The age of criminal and compassionate machines

The researchers...generally discounted the possibility of highly centralized superintelligences and the idea that intelligence might spring spontaneously from the Internet. But they agreed that robots that can kill autonomously are either already here or will be soon.

They focused particular attention on the specter that criminals could exploit artificial intelligence systems as soon as they were developed...

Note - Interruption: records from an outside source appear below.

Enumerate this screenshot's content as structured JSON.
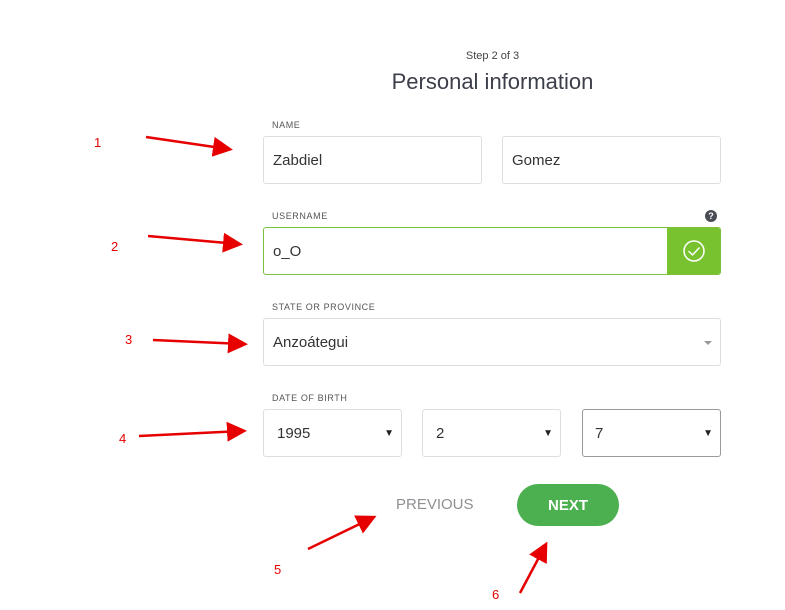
{
  "header": {
    "step": "Step 2 of 3",
    "title": "Personal information"
  },
  "name": {
    "label": "NAME",
    "first": "Zabdiel",
    "last": "Gomez"
  },
  "username": {
    "label": "USERNAME",
    "value": "o_O",
    "help": "?",
    "status": "valid"
  },
  "state": {
    "label": "STATE OR PROVINCE",
    "value": "Anzoátegui"
  },
  "dob": {
    "label": "DATE OF BIRTH",
    "year": "1995",
    "month": "2",
    "day": "7"
  },
  "actions": {
    "previous": "PREVIOUS",
    "next": "NEXT"
  },
  "annotations": [
    "1",
    "2",
    "3",
    "4",
    "5",
    "6"
  ],
  "colors": {
    "accent_green": "#4cb050",
    "valid_green": "#78c22f",
    "annotation_red": "#e60000"
  }
}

...Despite his concerns, [Eric] Horvitz [the conference organizer] said he was hopeful that artificial intelligence research would benefit humans, and perhaps even compensate for human failings. He recently demonstrated a voice-based system that he designed to ask patients about their symptoms and to respond with empathy. When a mother said her child was having diarrhea, the face on the screen said, “Oh no, sorry to hear that.”

A physician told him afterward that it was wonderful that the system responded to human emotion. “That’s a great idea,” Dr. Horvitz said he was told. “I have no time for that.”
-- from NYT report about a conference organized in Asilomar by the Association for the Advancement of Artificial Intelligence.

P.S. 27 July: New Scientist report.

1 comment:

George Roberts said...

One wonders if the physician was bemoaning the lack of time for - or celebrating not having to have any - empthy. All we can be reasonably certain of are:
- Asimov's laws of robotics are fallacies
- reflexive and self replicating consciousness, should it arise in silico, will be utterly different to anything we could possibly imagine.